Agent ability for collecting data from MongoDB
In version 1.12.0, Agent supports data collection from MongoDB. When creating a data source, you can directly select MongoDB and fill all relevant data source information to start using it. The parameters include:
- Data source name: Used to distinguish between different data sources
- Cluster name: The cluster of data source belongs
- Data source IP: The IP information of data source
- Server host: MongoDB address
- Username: MongoDB username
- Password: MongoDB password
- Database name: MongoDB database name
- Collection name: MongoDB collection name
- Read mode: Optional "Full + Incremental" or "Incremental" Thanks to @justinwwhuang. For more information, please refer to: INLONG-10006。.
Optimization for Audit and enhancement of its capabilities
In version 1.12.0, InLong enhancement the Audit reconciliation scenarios, including support for Agent data supplementation scenarios, Sort on Flink Checkpoint scenarios, etc. Thanks to @doleyzi. For more information, please refer to: INLONG-9904、INLONG-9926、INLONG-9928、INLONG-9957.
- Support OpenAPI capabilities In version 1.12.0, Audit has supported the OpenAPI, and each OpenAPI can be elected as the leader through HA. The leader node is responsible for real-time and retroactive aggregation of audit data, and the aggregated results are saved in the DB. The slave node is responsible for caching the data in the DB to memory and providing services externally. The leader node also provides the same service.
- Support Agent data supplementation capabilities In version 1.12.0, Audit supports the Agent data supplementation scenario by adding audit-version, which distinguishes the audit reconciliation for each supplementation.
- Support Sort Flink Checkpoint capabilities In version 1.12.0, Audit supports the Sort Flink checkpoint scenario, ensuring that audit data is not lost or duplicated when the Flink job restarts or fails over.
Support for Redis connector in Sort module
In version 1.12.0, An additional Flink 1.15-based Redis connector implementation has been added, supporting read and write operations for String, Hash, ZSet, and Bitmap, four common data types in Redis clusters and standalone instances. Schema conversion is supported in the Redis connector, allowing users to specify a Schema that can be converted to different Redis data types.
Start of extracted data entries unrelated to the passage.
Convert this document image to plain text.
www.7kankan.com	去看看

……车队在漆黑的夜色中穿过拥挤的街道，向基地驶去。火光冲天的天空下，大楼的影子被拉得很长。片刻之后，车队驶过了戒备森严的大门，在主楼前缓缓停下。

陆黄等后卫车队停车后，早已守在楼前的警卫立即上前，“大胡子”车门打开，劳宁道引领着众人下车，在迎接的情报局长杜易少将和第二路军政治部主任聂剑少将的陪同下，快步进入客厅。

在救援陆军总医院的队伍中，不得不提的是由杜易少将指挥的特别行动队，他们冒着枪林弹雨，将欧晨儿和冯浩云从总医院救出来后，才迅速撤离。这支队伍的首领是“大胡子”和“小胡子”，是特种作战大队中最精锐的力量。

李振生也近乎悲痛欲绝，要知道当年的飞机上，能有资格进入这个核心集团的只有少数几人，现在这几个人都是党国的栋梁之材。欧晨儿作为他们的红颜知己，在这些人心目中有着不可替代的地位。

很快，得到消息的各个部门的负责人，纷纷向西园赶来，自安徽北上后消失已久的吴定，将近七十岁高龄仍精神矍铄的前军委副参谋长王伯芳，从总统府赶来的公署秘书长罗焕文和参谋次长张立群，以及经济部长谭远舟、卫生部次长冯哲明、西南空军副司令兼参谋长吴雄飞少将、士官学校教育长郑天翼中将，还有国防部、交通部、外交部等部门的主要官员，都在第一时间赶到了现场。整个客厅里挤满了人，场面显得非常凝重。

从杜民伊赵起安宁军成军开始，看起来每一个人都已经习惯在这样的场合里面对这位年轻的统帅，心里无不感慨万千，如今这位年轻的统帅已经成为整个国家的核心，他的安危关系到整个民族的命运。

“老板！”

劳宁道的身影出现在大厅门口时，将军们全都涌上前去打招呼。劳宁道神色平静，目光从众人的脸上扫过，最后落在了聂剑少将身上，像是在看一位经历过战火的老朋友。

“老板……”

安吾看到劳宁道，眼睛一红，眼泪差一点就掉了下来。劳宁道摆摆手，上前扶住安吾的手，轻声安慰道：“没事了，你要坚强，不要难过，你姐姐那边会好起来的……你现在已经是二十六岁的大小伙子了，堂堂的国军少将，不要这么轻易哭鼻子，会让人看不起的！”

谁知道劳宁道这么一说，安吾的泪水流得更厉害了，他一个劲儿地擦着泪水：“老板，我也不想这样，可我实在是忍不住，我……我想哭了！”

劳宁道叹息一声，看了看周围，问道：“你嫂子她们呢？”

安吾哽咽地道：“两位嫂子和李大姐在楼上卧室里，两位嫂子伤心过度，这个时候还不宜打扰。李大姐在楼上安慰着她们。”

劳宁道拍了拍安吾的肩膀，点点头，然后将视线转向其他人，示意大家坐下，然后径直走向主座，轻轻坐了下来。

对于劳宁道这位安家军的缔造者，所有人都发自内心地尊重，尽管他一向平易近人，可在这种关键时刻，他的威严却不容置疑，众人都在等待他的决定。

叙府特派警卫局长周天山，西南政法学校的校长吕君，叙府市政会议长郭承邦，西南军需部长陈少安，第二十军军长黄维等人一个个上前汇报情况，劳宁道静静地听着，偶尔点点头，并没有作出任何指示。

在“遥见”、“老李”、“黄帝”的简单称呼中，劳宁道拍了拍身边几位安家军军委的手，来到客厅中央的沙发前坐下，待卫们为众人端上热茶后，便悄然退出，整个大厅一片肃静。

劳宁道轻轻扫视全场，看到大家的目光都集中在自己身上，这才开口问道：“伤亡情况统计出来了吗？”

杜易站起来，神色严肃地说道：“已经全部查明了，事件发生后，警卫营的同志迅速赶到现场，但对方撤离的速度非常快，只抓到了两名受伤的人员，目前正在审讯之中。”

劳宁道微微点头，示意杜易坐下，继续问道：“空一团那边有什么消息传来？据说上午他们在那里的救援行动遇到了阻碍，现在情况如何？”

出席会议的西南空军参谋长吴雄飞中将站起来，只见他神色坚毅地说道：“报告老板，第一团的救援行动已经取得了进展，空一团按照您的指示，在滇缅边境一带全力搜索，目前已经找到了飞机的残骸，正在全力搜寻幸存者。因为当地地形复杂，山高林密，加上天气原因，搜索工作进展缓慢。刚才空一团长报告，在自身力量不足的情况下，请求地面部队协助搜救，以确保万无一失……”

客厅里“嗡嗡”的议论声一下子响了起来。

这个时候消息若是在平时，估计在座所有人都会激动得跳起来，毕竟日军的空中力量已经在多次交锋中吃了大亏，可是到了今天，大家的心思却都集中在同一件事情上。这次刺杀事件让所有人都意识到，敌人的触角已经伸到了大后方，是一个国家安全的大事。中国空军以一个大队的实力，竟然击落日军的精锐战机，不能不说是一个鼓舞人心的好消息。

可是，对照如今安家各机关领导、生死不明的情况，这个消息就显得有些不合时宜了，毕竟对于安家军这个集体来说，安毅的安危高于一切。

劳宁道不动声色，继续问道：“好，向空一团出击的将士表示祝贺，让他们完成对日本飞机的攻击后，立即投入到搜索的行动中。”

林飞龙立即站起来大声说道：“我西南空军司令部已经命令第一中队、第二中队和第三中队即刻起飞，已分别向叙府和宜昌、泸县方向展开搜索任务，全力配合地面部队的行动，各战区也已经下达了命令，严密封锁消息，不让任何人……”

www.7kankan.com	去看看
The specific Schema conversion logic is shown in the following figure. In the bitmap conversion logic in the figure below, field1 as the key for the bitmap, while filed2 and field4 as the position (index) in the Bitmap. filed3 and field5 represent the set values (0 or 1). For specifics, refer to the native Redis command SETBIT key index value. Thanks to @XiaoYou201. For more information, please refer to: INLONG-9835、INLONG-8948 .
Future plans
In version 1.12.0, the community refactored InLong Agent, InLong Audit, enriched Flink 1.15 Connector and other functions. In subsequent versions, InLong will continue to enrich Flink 1.15 Connector, enhance Transform capabilities, support offline data integration, unify DataProxy data protocols, optimize Dashboard experience, etc. We look forward to more developers participating and contributing.